You can all help accelerate the approval process, by testing in your environments and verifying the correctness.

Related to #16490

[bodgit]

You can all help accelerate the approval process, by testing in your environments and verifying the correctness.

If you mean the approval process in the distribution PR, the maintainers have already stated they're not interested in bumping the AWS SDK in the 2.8.x branch, hence we're in this situation waiting for the 3.x release.

[Vad1mo]

You can all help accelerate the approval process, by testing in your environments and verifying the correctness.

If you mean the approval process in the distribution PR, the maintainers have already stated they're not interested in bumping the AWS SDK in the 2.8.x branch, hence we're in this situation waiting for the 3.x release.

We already apply unreleased patches from upstream docker distribution, but only those that are merged but just not yet released. We can do the same in this case.

My statement should therefore serve as an encouragement to support the people of Docker Distribution.

[dkulchinsky]

We already apply unreleased patches from upstream docker distribution, but only those that are merged but just not yet released. We can do the same in this case.

That's awesome @Vad1mo! slightly unrelated, but just wanted to point out though that at least one patch is being applied currently in Harbor's registry artifact that was not accepted/merged upstream.

The redis sentinel patch: https://github.com/goharbor/harbor/blob/main/make/photon/registry/redis.patch

This was the upstream PR: distribution/distribution#2886 but looks like it was not accepted.

I came across this recently while building a custom registry image to test out Concurrent tag lookup & Updated GCS library PRs.

These changes which will hopefully be accepted/merged improve GC perfromance dramatically!
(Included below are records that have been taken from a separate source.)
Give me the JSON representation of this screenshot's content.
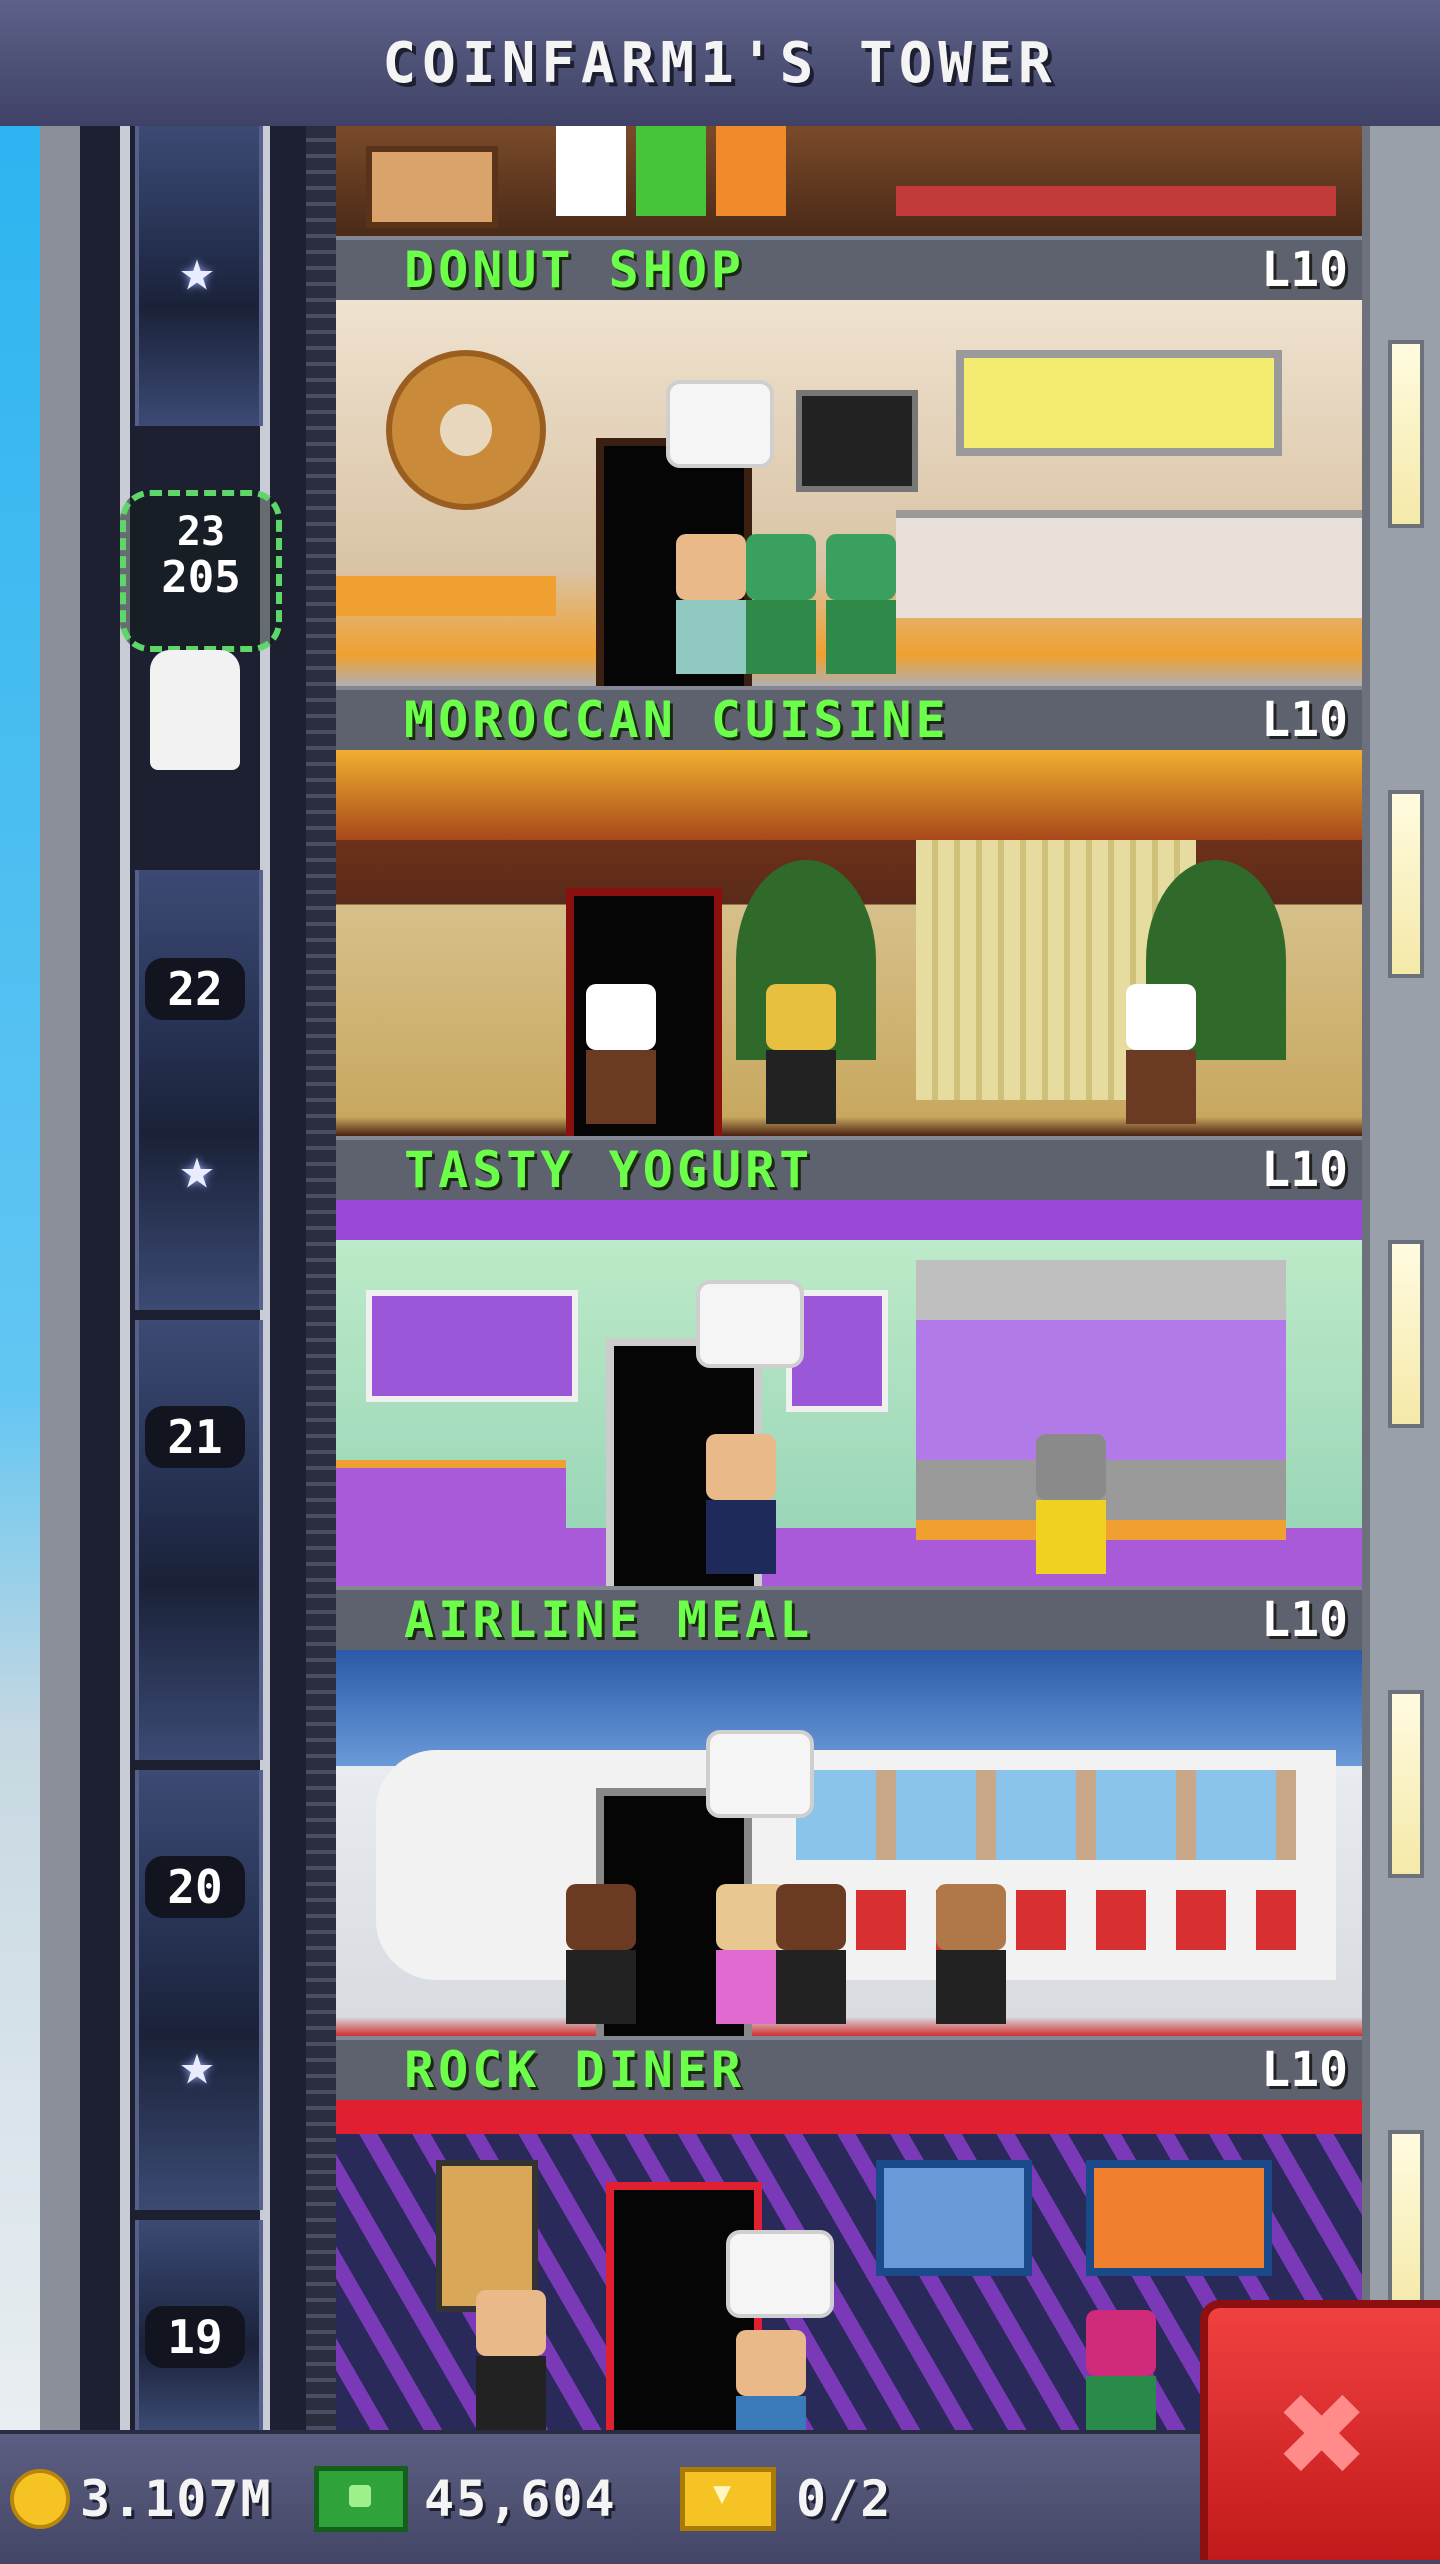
{
  "header": {
    "title": "COINFARM1'S TOWER"
  },
  "elevator": {
    "floor_numbers": [
      "22",
      "21",
      "20",
      "19"
    ],
    "current": {
      "floor": "23",
      "coins": "205"
    },
    "star_icon": "star-icon"
  },
  "floors": [
    {
      "name": "DONUT SHOP",
      "level": "L10"
    },
    {
      "name": "MOROCCAN CUISINE",
      "level": "L10"
    },
    {
      "name": "TASTY YOGURT",
      "level": "L10"
    },
    {
      "name": "AIRLINE MEAL",
      "level": "L10"
    },
    {
      "name": "ROCK DINER",
      "level": "L10"
    }
  ],
  "status": {
    "coins": "3.107M",
    "bux": "45,604",
    "tickets": "0/2"
  },
  "close_label": "✖",
  "colors": {
    "floor_name": "#6cff4a",
    "accent_close": "#e23030",
    "coin": "#f6c325",
    "bux": "#2fa33a"
  }
}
My statement should therefore serve as an encouragement to support the people of Docker Distribution.

👍🏼 ❤️

[davidspek]

My PR #18686 solves using Harbor with IRSA.

[Tejuvmware]

Same Issue has been raised here #18699. Closed as duplicate.

Hello Team,

Given that the AWS SDK supports assuming a role , pods running in EKS/GKE with the storage target as AWS S3 should be able to assume a role to connect to the S3 buckets.
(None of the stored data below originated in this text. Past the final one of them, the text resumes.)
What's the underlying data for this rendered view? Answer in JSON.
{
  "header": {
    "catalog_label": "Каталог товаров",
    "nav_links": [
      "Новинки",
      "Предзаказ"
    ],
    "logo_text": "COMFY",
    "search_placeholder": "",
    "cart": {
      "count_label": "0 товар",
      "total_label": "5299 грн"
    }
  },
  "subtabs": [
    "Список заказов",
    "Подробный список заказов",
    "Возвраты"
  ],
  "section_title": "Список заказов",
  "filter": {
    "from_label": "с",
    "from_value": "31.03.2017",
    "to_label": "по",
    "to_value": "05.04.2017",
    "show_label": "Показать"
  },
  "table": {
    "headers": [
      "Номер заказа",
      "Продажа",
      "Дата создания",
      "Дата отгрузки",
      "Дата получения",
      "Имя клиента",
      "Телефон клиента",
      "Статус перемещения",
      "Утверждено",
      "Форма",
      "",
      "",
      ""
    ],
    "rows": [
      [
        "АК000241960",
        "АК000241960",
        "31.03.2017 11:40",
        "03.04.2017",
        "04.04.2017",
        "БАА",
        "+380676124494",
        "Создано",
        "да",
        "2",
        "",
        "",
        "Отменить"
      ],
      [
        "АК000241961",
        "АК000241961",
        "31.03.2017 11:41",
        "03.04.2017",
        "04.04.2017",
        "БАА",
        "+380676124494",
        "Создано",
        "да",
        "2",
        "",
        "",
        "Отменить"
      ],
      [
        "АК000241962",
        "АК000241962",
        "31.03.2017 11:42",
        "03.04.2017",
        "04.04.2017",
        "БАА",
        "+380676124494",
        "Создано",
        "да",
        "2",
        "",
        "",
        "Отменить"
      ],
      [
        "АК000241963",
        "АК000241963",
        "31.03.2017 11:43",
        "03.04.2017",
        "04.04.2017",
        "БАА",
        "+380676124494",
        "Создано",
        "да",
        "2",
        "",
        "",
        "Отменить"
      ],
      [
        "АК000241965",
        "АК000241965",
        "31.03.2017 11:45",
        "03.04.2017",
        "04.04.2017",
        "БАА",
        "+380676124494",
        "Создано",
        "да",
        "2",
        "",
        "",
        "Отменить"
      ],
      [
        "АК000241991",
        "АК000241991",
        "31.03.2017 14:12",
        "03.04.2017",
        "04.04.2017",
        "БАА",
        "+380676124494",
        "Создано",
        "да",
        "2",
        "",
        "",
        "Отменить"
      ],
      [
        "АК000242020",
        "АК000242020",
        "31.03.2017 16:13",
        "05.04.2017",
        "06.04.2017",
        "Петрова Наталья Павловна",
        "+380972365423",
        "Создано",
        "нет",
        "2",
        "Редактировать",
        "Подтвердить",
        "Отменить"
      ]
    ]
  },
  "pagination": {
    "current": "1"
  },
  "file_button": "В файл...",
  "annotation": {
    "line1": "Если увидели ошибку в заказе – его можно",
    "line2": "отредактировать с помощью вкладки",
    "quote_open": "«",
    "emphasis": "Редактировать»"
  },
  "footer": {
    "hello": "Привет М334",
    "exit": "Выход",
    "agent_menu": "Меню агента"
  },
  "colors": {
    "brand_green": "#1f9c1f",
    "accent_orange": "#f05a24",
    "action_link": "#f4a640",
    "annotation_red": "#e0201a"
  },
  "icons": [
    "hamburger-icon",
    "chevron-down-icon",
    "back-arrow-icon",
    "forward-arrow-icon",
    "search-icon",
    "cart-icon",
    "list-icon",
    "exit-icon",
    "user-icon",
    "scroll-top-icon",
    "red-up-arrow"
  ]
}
Example or Brief can be found here : https://confluence.eng.vmware.com/display/public/AEAV/Service+User+Model

Versions:
Please specify the versions of following systems.
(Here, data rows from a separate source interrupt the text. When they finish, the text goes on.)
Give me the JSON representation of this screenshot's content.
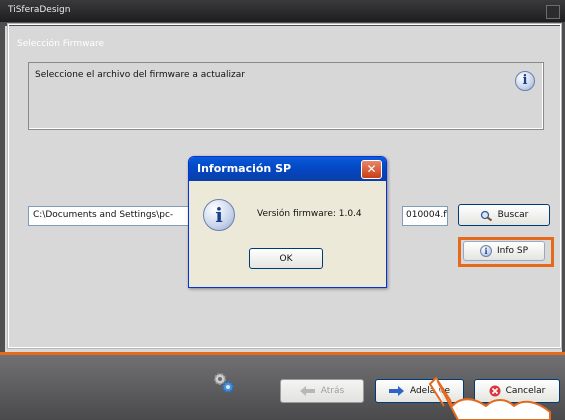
{
  "window": {
    "title": "TiSferaDesign"
  },
  "section": {
    "legend": "Selección Firmware",
    "instruction": "Seleccione el archivo del firmware a actualizar"
  },
  "file": {
    "path_left": "C:\\Documents and Settings\\pc-",
    "path_right": "010004.f\\"
  },
  "buttons": {
    "buscar": "Buscar",
    "info_sp": "Info SP",
    "atras": "Atrás",
    "adelante": "Adelante",
    "cancelar": "Cancelar"
  },
  "dialog": {
    "title": "Información SP",
    "close": "✕",
    "message": "Versión firmware: 1.0.4",
    "ok": "OK"
  },
  "icons": [
    "info-icon",
    "search-icon",
    "back-arrow-icon",
    "forward-arrow-icon",
    "cancel-icon",
    "gear-icon",
    "hand-cursor-icon"
  ],
  "colors": {
    "highlight": "#e56a1c",
    "dialog_title": "#0348c4"
  }
}
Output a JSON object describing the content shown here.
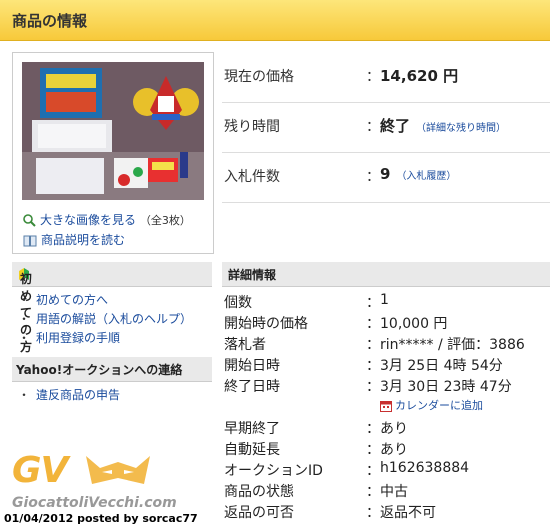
{
  "header": {
    "title": "商品の情報"
  },
  "thumbnail": {
    "enlarge_label": "大きな画像を見る",
    "enlarge_count": "（全3枚）",
    "description_label": "商品説明を読む"
  },
  "summary": {
    "price_label": "現在の価格",
    "price_value": "14,620 円",
    "time_label": "残り時間",
    "time_value": "終了",
    "time_detail": "（詳細な残り時間）",
    "bids_label": "入札件数",
    "bids_value": "9",
    "bids_history": "（入札履歴）",
    "colon": "："
  },
  "sidebar": {
    "beginners_title": "初めての方",
    "beginners_links": [
      "初めての方へ",
      "用語の解説（入札のヘルプ）",
      "利用登録の手順"
    ],
    "contact_title": "Yahoo!オークションへの連絡",
    "contact_links": [
      "違反商品の申告"
    ]
  },
  "details": {
    "title": "詳細情報",
    "rows": [
      {
        "label": "個数",
        "value": "1"
      },
      {
        "label": "開始時の価格",
        "value": "10,000 円"
      },
      {
        "label": "落札者",
        "value": "rin***** / 評価：3886"
      },
      {
        "label": "開始日時",
        "value": "3月 25日 4時 54分"
      },
      {
        "label": "終了日時",
        "value": "3月 30日 23時 47分"
      },
      {
        "label": "早期終了",
        "value": "あり"
      },
      {
        "label": "自動延長",
        "value": "あり"
      },
      {
        "label": "オークションID",
        "value": "h162638884"
      },
      {
        "label": "商品の状態",
        "value": "中古"
      },
      {
        "label": "返品の可否",
        "value": "返品不可"
      }
    ],
    "calendar_link": "カレンダーに追加"
  },
  "watermark": {
    "logo_text": "GV",
    "site": "GiocattoliVecchi.com",
    "posted": "01/04/2012 posted by sorcac77"
  },
  "colors": {
    "link": "#1a4b9c",
    "header_bg": "#f7c93a",
    "logo": "#f2b43a"
  }
}
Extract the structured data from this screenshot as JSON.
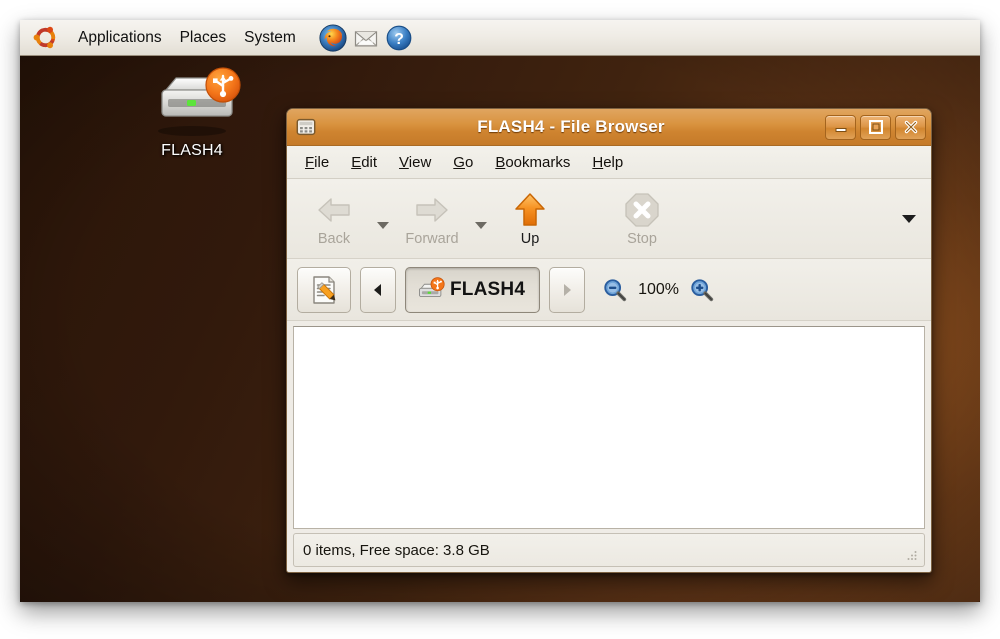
{
  "panel": {
    "logo_icon": "ubuntu-logo-icon",
    "menus": [
      {
        "label": "Applications",
        "name": "panel-menu-applications"
      },
      {
        "label": "Places",
        "name": "panel-menu-places"
      },
      {
        "label": "System",
        "name": "panel-menu-system"
      }
    ],
    "launchers": [
      {
        "name": "firefox-icon",
        "title": "Firefox Web Browser"
      },
      {
        "name": "mail-icon",
        "title": "Evolution Mail"
      },
      {
        "name": "help-icon",
        "title": "Ubuntu Help Center"
      }
    ]
  },
  "desktop": {
    "icons": [
      {
        "label": "FLASH4",
        "icon": "usb-drive-icon"
      }
    ]
  },
  "window": {
    "title": "FLASH4 - File Browser",
    "title_icon": "drive-icon",
    "controls": {
      "minimize": "minimize-icon",
      "maximize": "maximize-icon",
      "close": "close-icon"
    },
    "menubar": [
      {
        "accel": "F",
        "rest": "ile",
        "name": "menu-file"
      },
      {
        "accel": "E",
        "rest": "dit",
        "name": "menu-edit"
      },
      {
        "accel": "V",
        "rest": "iew",
        "name": "menu-view"
      },
      {
        "accel": "G",
        "rest": "o",
        "name": "menu-go"
      },
      {
        "accel": "B",
        "rest": "ookmarks",
        "name": "menu-bookmarks"
      },
      {
        "accel": "H",
        "rest": "elp",
        "name": "menu-help"
      }
    ],
    "toolbar": [
      {
        "label": "Back",
        "icon": "arrow-left-icon",
        "enabled": false,
        "has_dropdown": true
      },
      {
        "label": "Forward",
        "icon": "arrow-right-icon",
        "enabled": false,
        "has_dropdown": true
      },
      {
        "label": "Up",
        "icon": "arrow-up-icon",
        "enabled": true,
        "has_dropdown": false
      },
      {
        "label": "Stop",
        "icon": "stop-icon",
        "enabled": false,
        "has_dropdown": false
      }
    ],
    "toolbar_overflow_icon": "chevron-down-icon",
    "location": {
      "edit_location_icon": "edit-location-icon",
      "path_prev_icon": "triangle-left-icon",
      "path_next_icon": "triangle-right-icon",
      "breadcrumb": {
        "label": "FLASH4",
        "icon": "usb-drive-icon"
      },
      "zoom_out_icon": "zoom-out-icon",
      "zoom_in_icon": "zoom-in-icon",
      "zoom_level": "100%"
    },
    "statusbar": {
      "text": "0 items, Free space: 3.8 GB",
      "resize_grip_icon": "resize-grip-icon"
    }
  },
  "colors": {
    "titlebar_orange": "#d9933f",
    "panel_bg": "#efece5",
    "desktop_brown": "#40230f",
    "accent_orange": "#f07f18"
  }
}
harbor version: [2.3.3] (via helm chart)
kubernetes 1.20.6
Cluster : GKE
Storage : AWS S3

Expected behavior and actual behavior:

• Expected: Pods using ServiceAccounts annotated to assume a role with should have access/denial to resources as specified in the policies attached to the role. These assume role credentials generates session token with the validity of 12 hours. Need a mechanism to re-establish connection with the AWS before the session token expiry.

• Actual: Since pods are not assuming the role, one cannot, for instance, use s3 as a storage backend for the registry.
  Currently Harbor doesn't support this kind of AWS connectivity and it is a blocker for us to get on-boarded with VMware CloudGate.

It would be great if this feature request can be prioritised as

BLOKER : Currently It is a Hard blocker from Harbor for us to get TanzuNet Production AWS accounts to get on-boarded with VMware CloudGate. Having this feature request implemented resolves our blocker.

Let me know if any further details are required.

Thanks,

[GowriRegistry]

To add weightage,
TanzuNetwork Production has high dependency/blocker on Assume Role feature, based on organisation legal demands. There is zero tolerance observed currently and its important for the team to maintain the production platform to be compliant
#18699 has been closed as duplicate to track here.

[davidspek]

@Tejuvmware @GowriRegistry Other than using a patched version of the registry like in my PR, I'd like to suggest allocating resources to the upstream distribution/distribution so that the next release (v3) can be cut soon. The current release branch will not have IRSA fixed, but it is already fixed on the main branch of distribution/distribution.

[chaospuppy]

Update: there is now a new alpha release from distribution which includes the update for the Go SDK. It's an alpha release. What is the appetite for using the alpha release in the. Makefile?